Hijab adalah wajib bagi semua wanita, dan wanita-wanita yang bertalian dan bersangkutan dengan kepemimpinan umat harus lebih berhati-hati, sebab mereka akan menjadi tokoh atau panutan terhadap wanita-wanita lain. Dengan demikian baik dalam berbicara, berhadapan dan bertemu dengan masyarakat serta aktivitas lainnya, menjaga hijab sangatlah dianjurkan karena mereka dalam hal ini sangatlah peka dan sensitif. Dari sudut pandang yang lain, kali ini Al-Quran menjadikan istri-istri Nabi sebagai acuan, dan berkata: (Yaa nisaa’annabii lastunna kaahadin minannisaa’i inittaqaitunna falaa takhdha’na bil qauli fayathma’a aladzi fi qalbihi maradhun wa qulna qawlan ma’ruufan). “Wahai istri-istri Nabi! Kamu tidak seperti perempuan-perempuan yang lain, jika kamu bertakwa. Maka janganlah kamu tunduk (melemah lembutkan suara) dalam berbicara sehingga bangkit nafsu orang yang ada penyakit dalam hatinya, dan ucapkanlah perkataan yang baik.” (QS.Al-Ahzab : 32)
Ayat di atas adalah menegaskan tentang bagaimana menghindari terjadinya dosa dan fitnah dan wanita-wanita diharuskan memiliki batas di dalam berbicara dengan yang non muhrimnya, sebagaimana di dalamnya tidak terlihat berbagai bentuk godaan dan rangsangan sehingga dapat menimbulkan fitnah.

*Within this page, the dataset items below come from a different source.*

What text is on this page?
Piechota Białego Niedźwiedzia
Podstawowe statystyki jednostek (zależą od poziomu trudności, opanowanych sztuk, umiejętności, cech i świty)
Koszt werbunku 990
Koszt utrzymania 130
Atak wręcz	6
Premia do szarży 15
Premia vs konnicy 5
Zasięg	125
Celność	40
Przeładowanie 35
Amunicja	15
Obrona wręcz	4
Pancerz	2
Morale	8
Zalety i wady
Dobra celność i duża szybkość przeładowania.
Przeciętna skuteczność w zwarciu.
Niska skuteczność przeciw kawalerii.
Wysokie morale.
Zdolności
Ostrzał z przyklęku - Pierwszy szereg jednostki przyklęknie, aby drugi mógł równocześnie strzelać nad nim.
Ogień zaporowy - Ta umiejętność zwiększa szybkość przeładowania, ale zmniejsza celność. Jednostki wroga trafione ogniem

Demikan juga mengenai istri-istri Nabi saw dikatakan: (Wa qarna buyuutikunna walaa tabarrajna tabarruja aljahiliyyati al uula). Dan hendaklah kamu tetap di rumahmu dan janganlah kamu berhias dan (bertingkah laku) seperti orang-orang jahiliah dahulu. (QS.Al-Ahzab : 33) Dan juga ayat 53 dalam surah yang sama diketahui sebagai pelengkap tentang kebagaimanaan wanita-wanita menjaga hijabnya dalam bersosialisasi dan mengatakan:( Wa idzaa saaltumuhunna mataa’aan fas aluhunnna min waraai hijaabin dzalikum athharu liquluubikum wa quluubihinna …. Apabila kamu meminta sesuatu (keperluan) kepada mereka (istri-istri Nabi), maka mintalah dari belakang tabir. (Cara) yang demikian itu lebih suci bagi hatimu dan hati mereka. (QS. Al-Ahzab : 53)

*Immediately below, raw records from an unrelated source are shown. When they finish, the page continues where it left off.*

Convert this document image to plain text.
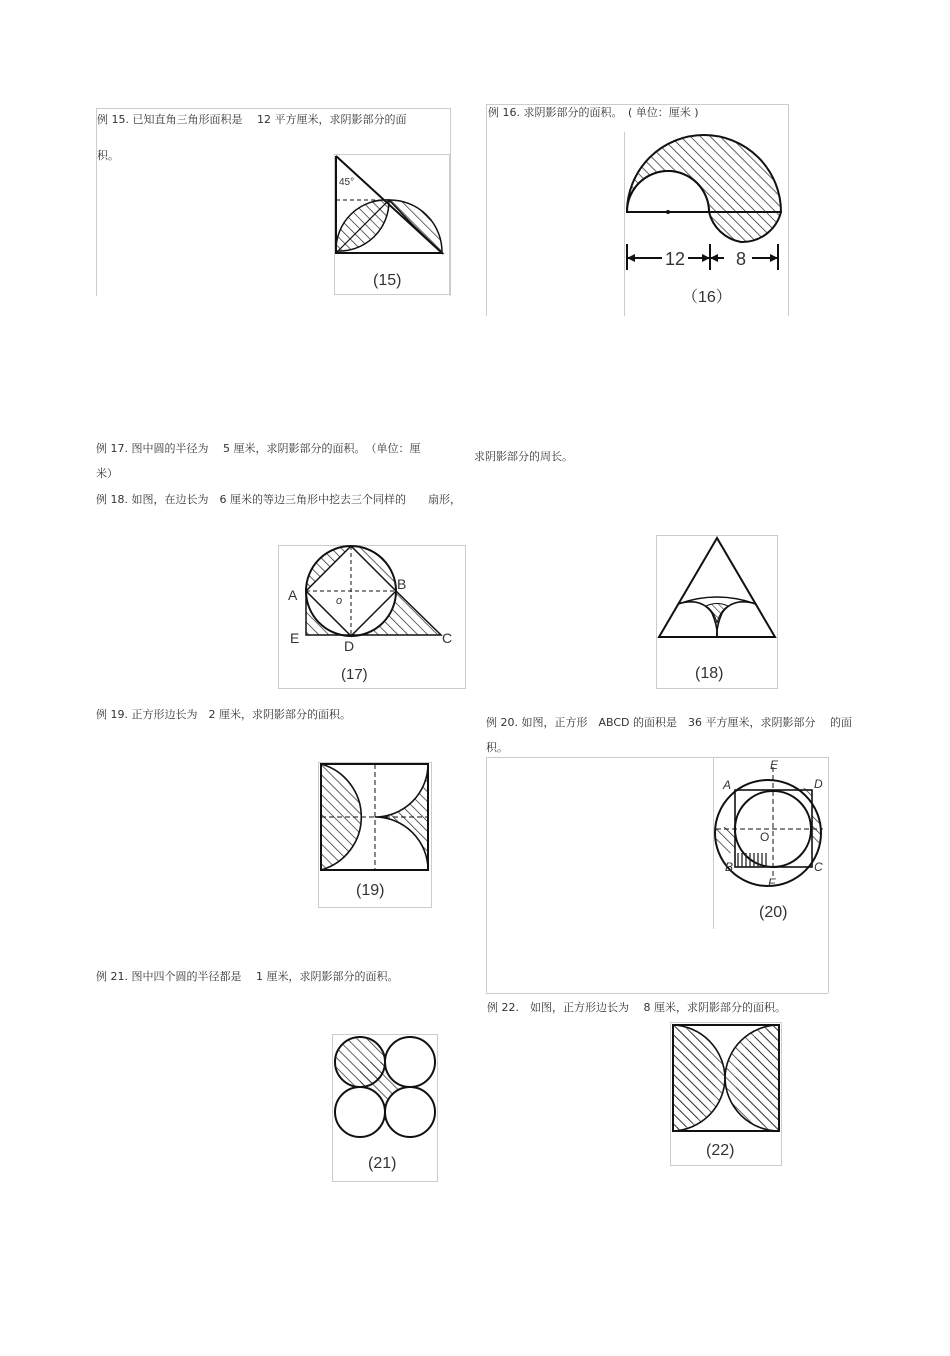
例 15. 已知直角三角形面积是　 12 平方厘米，求阴影部分的面
积。
45°
(15)
例 16. 求阴影部分的面积。　( 单位：厘米 )
12	8
（16）
例 17. 图中圆的半径为　 5 厘米，求阴影部分的面积。　（单位：厘
米）
例 18. 如图，在边长为　6 厘米的等边三角形中挖去三个同样的　　扇形，
求阴影部分的周长。
A
B
C
D
E
o
(17)	(18)
例 19. 正方形边长为　2 厘米，求阴影部分的面积。
(19)
例 20. 如图，正方形　ABCD 的面积是　36 平方厘米，求阴影部分　 的面
积。
A	D
E
B	C
F
O
(20)
例 21. 图中四个圆的半径都是　 1 厘米，求阴影部分的面积。
(21)
例 22.　如图，正方形边长为　 8 厘米，求阴影部分的面积。
(22)
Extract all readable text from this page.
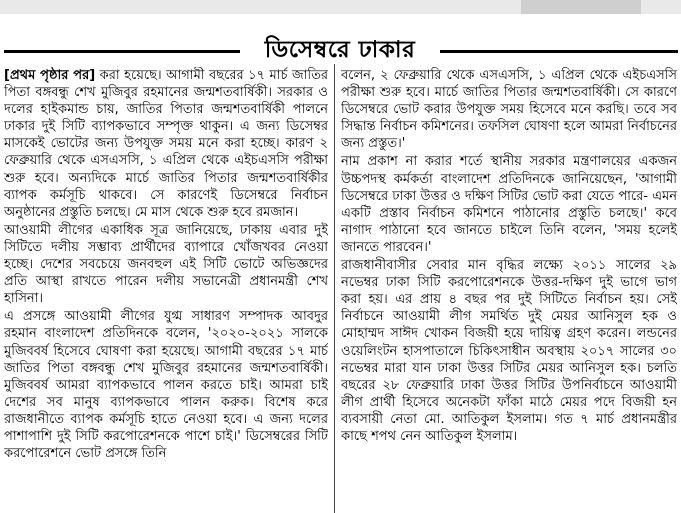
ডিসেম্বরে ঢাকার

[প্রথম পৃষ্ঠার পর] করা হয়েছে। আগামী বছরের ১৭ মার্চ জাতির পিতা বঙ্গবন্ধু শেখ মুজিবুর রহমানের জন্মশতবার্ষিকী। সরকার ও দলের হাইকমান্ড চায়, জাতির পিতার জন্মশতবার্ষিকী পালনে ঢাকার দুই সিটি ব্যাপকভাবে সম্পৃক্ত থাকুন। এ জন্য ডিসেম্বর মাসকেই ভোটের জন্য উপযুক্ত সময় মনে করা হচ্ছে। কারণ ২ ফেব্রুয়ারি থেকে এসএসসি, ১ এপ্রিল থেকে এইচএসসি পরীক্ষা শুরু হবে। অন্যদিকে মার্চে জাতির পিতার জন্মশতবার্ষিকীর ব্যাপক কর্মসূচি থাকবে। সে কারণেই ডিসেম্বরে নির্বাচন অনুষ্ঠানের প্রস্তুতি চলছে। মে মাস থেকে শুরু হবে রমজান।

আওয়ামী লীগের একাধিক সূত্র জানিয়েছে, ঢাকায় এবার দুই সিটিতে দলীয় সম্ভাব্য প্রার্থীদের ব্যাপারে খোঁজখবর নেওয়া হচ্ছে। দেশের সবচেয়ে জনবহুল এই সিটি ভোটে অভিজ্ঞদের প্রতি আস্থা রাখতে পারেন দলীয় সভানেত্রী প্রধানমন্ত্রী শেখ হাসিনা।

এ প্রসঙ্গে আওয়ামী লীগের যুগ্ম সাধারণ সম্পাদক আবদুর রহমান বাংলাদেশ প্রতিদিনকে বলেন, '২০২০-২০২১ সালকে মুজিববর্ষ হিসেবে ঘোষণা করা হয়েছে। আগামী বছরের ১৭ মার্চ জাতির পিতা বঙ্গবন্ধু শেখ মুজিবুর রহমানের জন্মশতবার্ষিকী। মুজিববর্ষ আমরা ব্যাপকভাবে পালন করতে চাই। আমরা চাই দেশের সব মানুষ ব্যাপকভাবে পালন করুক। বিশেষ করে রাজধানীতে ব্যাপক কর্মসূচি হাতে নেওয়া হবে। এ জন্য দলের পাশাপাশি দুই সিটি করপোরেশনকে পাশে চাই।' ডিসেম্বরের সিটি করপোরেশনে ভোট প্রসঙ্গে তিনি

বলেন, ২ ফেব্রুয়ারি থেকে এসএসসি, ১ এপ্রিল থেকে এইচএসসি পরীক্ষা শুরু হবে। মার্চে জাতির পিতার জন্মশতবার্ষিকী। সে কারণে ডিসেম্বরে ভোট করার উপযুক্ত সময় হিসেবে মনে করছি। তবে সব সিদ্ধান্ত নির্বাচন কমিশনের। তফসিল ঘোষণা হলে আমরা নির্বাচনের জন্য প্রস্তুত।'

নাম প্রকাশ না করার শর্তে স্থানীয় সরকার মন্ত্রণালয়ের একজন উচ্চপদস্থ কর্মকর্তা বাংলাদেশ প্রতিদিনকে জানিয়েছেন, 'আগামী ডিসেম্বরে ঢাকা উত্তর ও দক্ষিণ সিটির ভোট করা যেতে পারে- এমন একটি প্রস্তাব নির্বাচন কমিশনে পাঠানোর প্রস্তুতি চলছে।' কবে নাগাদ পাঠানো হবে জানতে চাইলে তিনি বলেন, 'সময় হলেই জানতে পারবেন।'

রাজধানীবাসীর সেবার মান বৃদ্ধির লক্ষ্যে ২০১১ সালের ২৯ নভেম্বর ঢাকা সিটি করপোরেশনকে উত্তর-দক্ষিণ দুই ভাগে ভাগ করা হয়। এর প্রায় ৪ বছর পর দুই সিটিতে নির্বাচন হয়। সেই নির্বাচনে আওয়ামী লীগ সমর্থিত দুই মেয়র আনিসুল হক ও মোহাম্মদ সাঈদ খোকন বিজয়ী হয়ে দায়িত্ব গ্রহণ করেন। লন্ডনের ওয়েলিংটন হাসপাতালে চিকিৎসাধীন অবস্থায় ২০১৭ সালের ৩০ নভেম্বর মারা যান ঢাকা উত্তর সিটির মেয়র আনিসুল হক। চলতি বছরের ২৮ ফেব্রুয়ারি ঢাকা উত্তর সিটির উপনির্বাচনে আওয়ামী লীগ প্রার্থী হিসেবে অনেকটা ফাঁকা মাঠে মেয়র পদে বিজয়ী হন ব্যবসায়ী নেতা মো. আতিকুল ইসলাম। গত ৭ মার্চ প্রধানমন্ত্রীর কাছে শপথ নেন আতিকুল ইসলাম।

Ketika kita mencermati muatan ayat tersebut di atas, maka sangatlah jelas bahwa hijab adalah menghindari dari terjadinya dosa dan fitnah, dan kesemuanya ini telah ditekankan pada hijab dan penutup tubuh wanita untuk kebersihan dan keselamatan masyarakat. Masih terdapat banyak poin-poin tentang hijab dari ayat yang lain dalam Al-Quran yang dikarenakan pembahasannya akan dialihkan ke topik yang lain maka kami tidak memberikan penjelasannya.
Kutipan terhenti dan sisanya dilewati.